Similarly, as Kessler mentioned in Mashable and as Claire Cain Miller explored at greater length in yesterday’s New York Times, the tech-news site Techmeme uses both algorithms and editors to produce its content. Why? Because “humans do things software cannot, like grouping subtly related stories, taking into account sarcasm or skepticism, or posting important stories that just broke.”

If readers didn’t care about such things, algorithms alone might be enough. But they do care. The same audience whose searches drive the algorithms also want the human touch in their content.  Until computers can pass the Turing Test, it isn’t likely that they will replace people in content creation.

Journalists as Buzzword Killers

A post today from Josh Gordon on words to avoid in content marketing gets to the heart of what content marketers must do: think like journalists.

In his post,  he reports on an effort by PR strategist Adam Sherk to enumerate the frequency of 98 marketing buzzwords in current press releases.  As Sherk acknowledges, he is building upon a list David Meerman Scott compiled last year of “top gobbledygook phrases used in 2008.”

Here are the top 12 offenders:

  1. leader
  2. leading
  3. best
  4. top
  5. unique
  6. great
  7. solution
  8. largest
  9. innovative
  10. innovator
  11. award winning
  12. exclusive

Now as Gordon notes, such words are bad enough when they appear in press releases. But in content marketing, they are disastrous. As he says, “when content marketing looks like a product promotion it gets ignored like a product promotion.”

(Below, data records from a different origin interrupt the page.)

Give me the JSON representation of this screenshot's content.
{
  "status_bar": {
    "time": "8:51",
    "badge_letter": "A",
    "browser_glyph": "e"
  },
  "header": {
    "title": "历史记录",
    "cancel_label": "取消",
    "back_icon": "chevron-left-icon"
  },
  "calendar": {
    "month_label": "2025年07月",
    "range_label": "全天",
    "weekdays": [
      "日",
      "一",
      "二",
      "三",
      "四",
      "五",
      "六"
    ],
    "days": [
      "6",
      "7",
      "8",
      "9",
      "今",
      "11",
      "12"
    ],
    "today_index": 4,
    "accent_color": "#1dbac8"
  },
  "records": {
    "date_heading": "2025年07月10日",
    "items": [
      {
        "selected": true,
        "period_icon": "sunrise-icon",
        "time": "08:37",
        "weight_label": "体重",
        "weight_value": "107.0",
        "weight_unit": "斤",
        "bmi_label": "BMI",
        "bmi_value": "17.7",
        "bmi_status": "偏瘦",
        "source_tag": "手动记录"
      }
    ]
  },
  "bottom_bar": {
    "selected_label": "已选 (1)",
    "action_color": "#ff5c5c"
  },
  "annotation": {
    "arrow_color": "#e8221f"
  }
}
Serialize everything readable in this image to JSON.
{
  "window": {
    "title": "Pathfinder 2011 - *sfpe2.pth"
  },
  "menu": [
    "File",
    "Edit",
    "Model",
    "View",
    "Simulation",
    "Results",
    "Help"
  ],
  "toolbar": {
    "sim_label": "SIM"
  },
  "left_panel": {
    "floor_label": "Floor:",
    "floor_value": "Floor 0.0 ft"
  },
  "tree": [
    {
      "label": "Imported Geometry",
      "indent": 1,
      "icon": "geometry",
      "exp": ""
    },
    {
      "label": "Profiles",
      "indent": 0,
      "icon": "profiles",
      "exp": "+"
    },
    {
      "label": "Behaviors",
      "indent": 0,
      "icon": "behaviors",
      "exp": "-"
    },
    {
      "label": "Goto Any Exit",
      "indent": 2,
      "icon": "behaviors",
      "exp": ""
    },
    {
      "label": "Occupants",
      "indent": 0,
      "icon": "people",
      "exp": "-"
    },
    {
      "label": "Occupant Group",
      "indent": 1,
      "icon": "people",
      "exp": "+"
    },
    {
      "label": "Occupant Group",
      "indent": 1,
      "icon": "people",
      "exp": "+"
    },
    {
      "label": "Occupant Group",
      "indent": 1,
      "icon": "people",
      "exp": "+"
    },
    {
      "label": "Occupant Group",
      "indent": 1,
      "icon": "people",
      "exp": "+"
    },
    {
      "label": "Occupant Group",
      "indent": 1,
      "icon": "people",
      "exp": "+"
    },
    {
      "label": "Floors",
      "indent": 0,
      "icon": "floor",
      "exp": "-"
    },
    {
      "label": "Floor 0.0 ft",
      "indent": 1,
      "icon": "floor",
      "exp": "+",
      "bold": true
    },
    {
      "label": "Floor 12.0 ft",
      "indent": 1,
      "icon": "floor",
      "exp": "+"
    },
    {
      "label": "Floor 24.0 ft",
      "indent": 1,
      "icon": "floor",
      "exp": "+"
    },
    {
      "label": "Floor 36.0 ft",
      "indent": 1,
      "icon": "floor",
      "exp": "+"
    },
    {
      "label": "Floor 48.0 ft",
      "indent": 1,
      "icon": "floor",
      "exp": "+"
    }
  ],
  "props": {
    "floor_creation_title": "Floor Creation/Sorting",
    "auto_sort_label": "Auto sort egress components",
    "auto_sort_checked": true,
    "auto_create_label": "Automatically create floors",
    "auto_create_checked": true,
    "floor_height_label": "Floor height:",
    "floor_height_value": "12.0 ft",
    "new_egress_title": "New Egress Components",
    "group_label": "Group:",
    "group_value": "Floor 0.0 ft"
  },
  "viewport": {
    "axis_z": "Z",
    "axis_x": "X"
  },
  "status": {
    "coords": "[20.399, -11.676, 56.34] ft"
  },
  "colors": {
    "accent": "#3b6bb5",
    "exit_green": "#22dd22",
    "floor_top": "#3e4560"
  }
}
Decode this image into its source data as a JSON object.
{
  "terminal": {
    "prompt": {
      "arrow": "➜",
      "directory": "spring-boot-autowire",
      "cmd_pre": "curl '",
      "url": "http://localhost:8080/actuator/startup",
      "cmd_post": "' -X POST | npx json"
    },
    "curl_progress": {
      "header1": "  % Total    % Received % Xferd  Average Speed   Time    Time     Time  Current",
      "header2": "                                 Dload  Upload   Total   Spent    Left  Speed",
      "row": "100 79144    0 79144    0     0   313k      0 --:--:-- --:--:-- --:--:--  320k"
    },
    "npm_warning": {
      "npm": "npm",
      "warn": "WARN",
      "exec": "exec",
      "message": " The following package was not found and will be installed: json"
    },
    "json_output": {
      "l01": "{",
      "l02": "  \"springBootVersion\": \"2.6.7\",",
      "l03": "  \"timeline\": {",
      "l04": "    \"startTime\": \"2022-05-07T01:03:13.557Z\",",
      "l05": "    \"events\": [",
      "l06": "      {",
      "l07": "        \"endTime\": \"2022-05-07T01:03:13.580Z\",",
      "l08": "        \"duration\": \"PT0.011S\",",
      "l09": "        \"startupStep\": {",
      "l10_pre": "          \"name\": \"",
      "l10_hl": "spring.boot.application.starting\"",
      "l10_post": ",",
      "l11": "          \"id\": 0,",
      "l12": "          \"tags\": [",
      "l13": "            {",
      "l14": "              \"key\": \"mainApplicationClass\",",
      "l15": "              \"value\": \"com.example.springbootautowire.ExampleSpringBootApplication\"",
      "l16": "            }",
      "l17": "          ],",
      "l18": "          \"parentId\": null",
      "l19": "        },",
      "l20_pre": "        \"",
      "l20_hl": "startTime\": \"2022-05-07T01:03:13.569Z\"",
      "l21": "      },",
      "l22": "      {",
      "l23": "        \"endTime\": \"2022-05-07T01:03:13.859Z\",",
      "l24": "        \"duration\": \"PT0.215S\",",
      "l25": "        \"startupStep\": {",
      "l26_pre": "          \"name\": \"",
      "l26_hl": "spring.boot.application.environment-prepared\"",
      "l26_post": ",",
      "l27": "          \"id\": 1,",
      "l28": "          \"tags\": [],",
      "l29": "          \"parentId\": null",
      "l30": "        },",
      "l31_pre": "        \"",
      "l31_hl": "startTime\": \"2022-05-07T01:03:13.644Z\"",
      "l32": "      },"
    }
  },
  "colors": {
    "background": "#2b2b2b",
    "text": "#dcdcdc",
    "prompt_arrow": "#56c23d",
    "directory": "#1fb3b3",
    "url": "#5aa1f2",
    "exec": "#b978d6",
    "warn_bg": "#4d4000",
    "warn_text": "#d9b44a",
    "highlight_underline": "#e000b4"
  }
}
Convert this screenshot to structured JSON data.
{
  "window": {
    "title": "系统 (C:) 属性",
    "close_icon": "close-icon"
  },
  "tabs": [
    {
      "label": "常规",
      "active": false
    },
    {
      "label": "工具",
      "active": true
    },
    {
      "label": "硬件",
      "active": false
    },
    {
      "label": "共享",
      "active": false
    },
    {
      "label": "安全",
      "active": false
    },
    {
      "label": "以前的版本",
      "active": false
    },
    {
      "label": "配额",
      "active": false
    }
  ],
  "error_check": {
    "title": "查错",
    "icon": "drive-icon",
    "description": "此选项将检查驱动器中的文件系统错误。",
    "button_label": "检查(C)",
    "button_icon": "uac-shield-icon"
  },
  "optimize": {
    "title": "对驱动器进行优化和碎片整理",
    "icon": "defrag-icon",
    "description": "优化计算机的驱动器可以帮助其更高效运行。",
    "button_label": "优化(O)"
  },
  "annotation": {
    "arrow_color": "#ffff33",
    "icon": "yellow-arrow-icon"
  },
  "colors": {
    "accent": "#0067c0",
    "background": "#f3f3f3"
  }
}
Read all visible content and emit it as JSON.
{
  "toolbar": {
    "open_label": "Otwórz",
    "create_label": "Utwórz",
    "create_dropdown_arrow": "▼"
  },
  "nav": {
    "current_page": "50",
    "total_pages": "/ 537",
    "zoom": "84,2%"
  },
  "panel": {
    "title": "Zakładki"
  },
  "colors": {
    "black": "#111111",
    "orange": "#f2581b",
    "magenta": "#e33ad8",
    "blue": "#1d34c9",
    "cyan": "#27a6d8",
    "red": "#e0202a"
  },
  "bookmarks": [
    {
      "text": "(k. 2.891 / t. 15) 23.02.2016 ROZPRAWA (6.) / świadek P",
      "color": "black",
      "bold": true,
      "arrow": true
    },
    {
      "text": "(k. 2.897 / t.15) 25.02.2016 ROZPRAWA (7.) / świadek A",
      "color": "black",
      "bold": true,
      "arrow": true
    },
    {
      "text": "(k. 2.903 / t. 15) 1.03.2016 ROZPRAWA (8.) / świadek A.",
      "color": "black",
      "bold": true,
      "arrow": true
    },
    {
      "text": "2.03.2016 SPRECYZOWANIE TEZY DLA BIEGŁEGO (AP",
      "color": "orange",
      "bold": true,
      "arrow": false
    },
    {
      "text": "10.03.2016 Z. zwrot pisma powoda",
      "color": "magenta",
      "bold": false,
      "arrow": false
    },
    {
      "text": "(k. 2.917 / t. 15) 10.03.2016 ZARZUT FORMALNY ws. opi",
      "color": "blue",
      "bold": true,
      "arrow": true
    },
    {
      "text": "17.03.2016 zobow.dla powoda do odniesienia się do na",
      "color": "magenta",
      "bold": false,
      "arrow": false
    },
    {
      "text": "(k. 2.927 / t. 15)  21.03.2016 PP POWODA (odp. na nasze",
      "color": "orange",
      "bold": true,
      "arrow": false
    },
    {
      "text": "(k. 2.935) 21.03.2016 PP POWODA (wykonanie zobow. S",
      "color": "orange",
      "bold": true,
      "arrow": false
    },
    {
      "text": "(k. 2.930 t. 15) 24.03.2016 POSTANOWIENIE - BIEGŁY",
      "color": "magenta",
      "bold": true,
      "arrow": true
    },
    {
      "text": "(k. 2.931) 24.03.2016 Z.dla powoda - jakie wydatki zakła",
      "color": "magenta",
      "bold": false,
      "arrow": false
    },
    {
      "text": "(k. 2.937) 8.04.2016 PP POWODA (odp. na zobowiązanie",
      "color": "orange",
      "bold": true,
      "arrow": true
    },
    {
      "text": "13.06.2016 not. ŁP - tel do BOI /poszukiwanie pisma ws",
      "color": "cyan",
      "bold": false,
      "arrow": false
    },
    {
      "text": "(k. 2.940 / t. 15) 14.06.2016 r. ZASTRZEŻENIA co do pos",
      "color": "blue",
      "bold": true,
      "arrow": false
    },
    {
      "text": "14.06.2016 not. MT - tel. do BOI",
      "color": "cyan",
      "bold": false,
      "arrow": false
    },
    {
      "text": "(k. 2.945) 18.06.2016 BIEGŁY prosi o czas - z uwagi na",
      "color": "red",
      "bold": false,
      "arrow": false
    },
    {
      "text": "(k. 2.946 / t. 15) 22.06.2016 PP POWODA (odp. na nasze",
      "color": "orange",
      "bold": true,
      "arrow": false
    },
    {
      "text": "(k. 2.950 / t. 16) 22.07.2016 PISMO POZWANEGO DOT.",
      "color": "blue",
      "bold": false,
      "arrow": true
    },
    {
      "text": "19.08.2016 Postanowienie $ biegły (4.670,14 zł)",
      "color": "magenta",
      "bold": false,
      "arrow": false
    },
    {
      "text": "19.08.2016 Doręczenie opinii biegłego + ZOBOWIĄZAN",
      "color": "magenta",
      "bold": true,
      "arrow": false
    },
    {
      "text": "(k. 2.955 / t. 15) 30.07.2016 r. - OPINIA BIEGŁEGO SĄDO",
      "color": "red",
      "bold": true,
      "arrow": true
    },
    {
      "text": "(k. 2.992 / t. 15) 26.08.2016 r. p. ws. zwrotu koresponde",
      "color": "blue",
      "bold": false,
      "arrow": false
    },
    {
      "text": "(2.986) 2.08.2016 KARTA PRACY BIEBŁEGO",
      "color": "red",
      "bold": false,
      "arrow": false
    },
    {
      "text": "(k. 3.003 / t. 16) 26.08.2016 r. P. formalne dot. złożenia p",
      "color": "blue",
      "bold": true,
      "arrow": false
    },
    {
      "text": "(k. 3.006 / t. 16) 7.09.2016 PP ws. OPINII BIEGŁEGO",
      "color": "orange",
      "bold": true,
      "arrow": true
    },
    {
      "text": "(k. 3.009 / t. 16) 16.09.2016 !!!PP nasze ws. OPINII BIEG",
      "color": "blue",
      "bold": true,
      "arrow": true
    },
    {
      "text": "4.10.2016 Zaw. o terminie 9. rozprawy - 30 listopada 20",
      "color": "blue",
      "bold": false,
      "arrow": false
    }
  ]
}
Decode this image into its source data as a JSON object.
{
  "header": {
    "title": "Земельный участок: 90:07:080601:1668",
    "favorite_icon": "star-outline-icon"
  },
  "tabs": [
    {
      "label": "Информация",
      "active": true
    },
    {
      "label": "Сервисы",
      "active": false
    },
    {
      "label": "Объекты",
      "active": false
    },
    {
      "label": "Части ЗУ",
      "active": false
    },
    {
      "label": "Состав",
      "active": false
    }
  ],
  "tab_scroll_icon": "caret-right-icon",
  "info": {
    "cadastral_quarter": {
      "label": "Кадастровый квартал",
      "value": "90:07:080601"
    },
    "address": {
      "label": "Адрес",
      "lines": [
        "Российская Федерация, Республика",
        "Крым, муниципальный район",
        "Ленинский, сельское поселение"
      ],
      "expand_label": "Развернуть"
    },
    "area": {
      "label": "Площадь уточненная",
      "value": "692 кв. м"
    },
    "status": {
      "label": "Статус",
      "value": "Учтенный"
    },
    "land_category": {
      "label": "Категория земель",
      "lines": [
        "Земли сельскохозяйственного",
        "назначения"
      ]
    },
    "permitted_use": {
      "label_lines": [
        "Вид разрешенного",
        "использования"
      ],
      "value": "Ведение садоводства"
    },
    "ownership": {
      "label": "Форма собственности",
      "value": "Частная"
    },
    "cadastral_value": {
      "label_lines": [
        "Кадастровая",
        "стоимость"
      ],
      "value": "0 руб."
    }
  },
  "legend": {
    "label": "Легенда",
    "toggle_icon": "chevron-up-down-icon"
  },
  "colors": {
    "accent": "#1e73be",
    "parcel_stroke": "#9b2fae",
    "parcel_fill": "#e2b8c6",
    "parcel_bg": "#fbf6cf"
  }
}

For anyone trained in B2B journalism, the terms in the above list (and the remaining 86 in Shirk’s list) are obvious no-nos. Many B2B editors cut their teeth rewriting press releases for their publication’s product and services section. Their first lesson was almost always to remove any form of endorsement language. It might not be practical to personally review products, but it was an absolute obligation to remove any promotional overtones and stick to the facts in the release, even in supplier quotes. (Sadly, as advertising has gotten scarcer, editorial standards have gotten laxer, resulting in such over-the-top quotes as—really, I did not make this up—“the outstanding part quality produced is outstanding—just awesome.”)

Though it’s been said here before,  it’s worth repeating: If content marketing is to fulfill its promise, it must adopt a journalistic ethos. That can be done through PR or marketing people learning to think like journalists, or by hiring journalists. But one way or another, it must be done.